I'd be surprised if it isn't true for your use cases. If you give GLM-5.1 and Optus 4.6 the same coding task, they will both produce code that passes all the tests. In both cases the code will be crap, as no model I've seen produces good code. GLM-5.1 is actually slightly better at following instructions exactly than Optus 4.6 (but maybe not 4.7 - as that's an area they addressed).
I've asked GLM-5.1 and Opus 4.6 to find a bug caused by a subtle race condition (the race condition leads to a number being 15172580 instead of 15172579 after about 3 months of CPU time). Both found it, in a similar amount of time. Several senior engineers had stared at the code for literally days and didn't find it.

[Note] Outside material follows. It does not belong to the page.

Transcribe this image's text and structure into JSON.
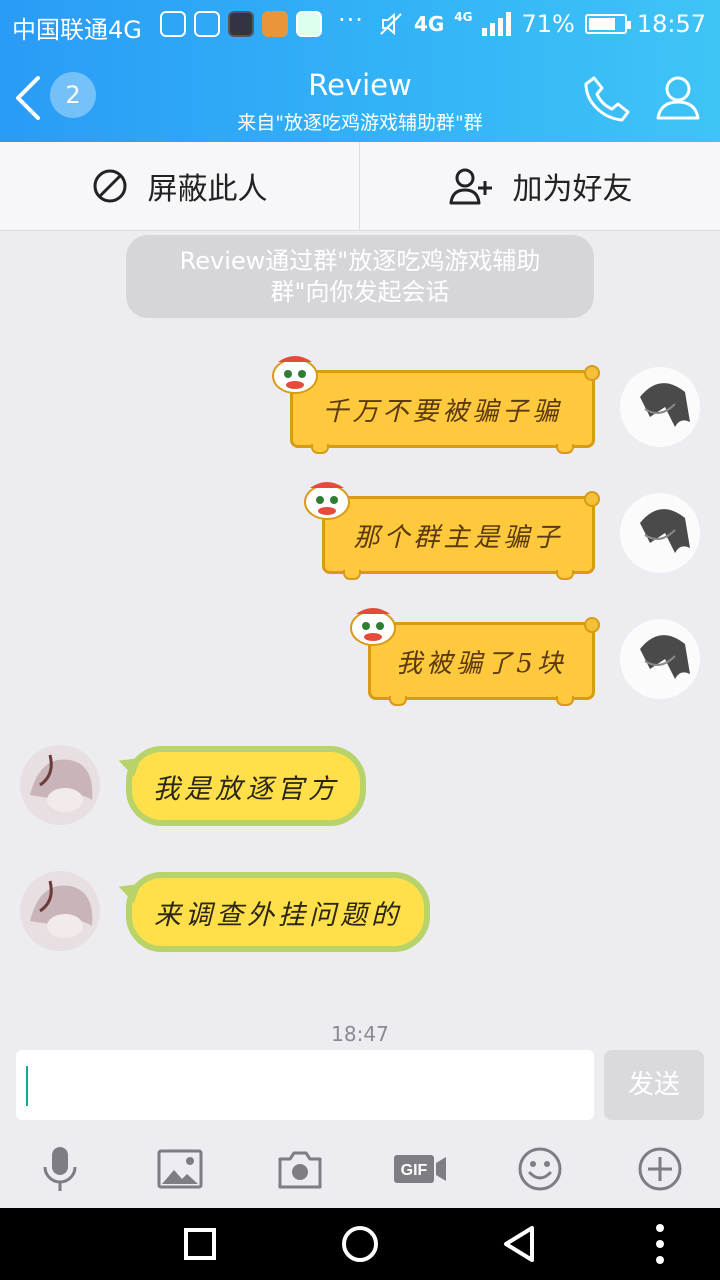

There is no doubt the models do vary in performance at various tasks, but we are talking the difference between Ferrari vs Mercedes in F1. While the differences are undeniable, this isn't the F1. Things take a year to change there. The performance of the models from Anthropic and OpenAI literally change day by day, often not due to the model itself but because of the horsepower those companies choose to give them on the day, or them tweaking their own system prompts. You can find no end of posts here from people screaming in frustration the thing that worked yesterday doesn't work today, or suddenly they find themselves running out of tokens, or their favoured tool is blocked. It's not at all obvious the differences between the open-source models and the proprietary ones are worse than those day to day ones the proprietary companies inflict on us.
> In both cases the code will be crap, as no model I've seen produces good code.
I'm wondering if you have actually used claude code because results are not so catastrophic as you describe them.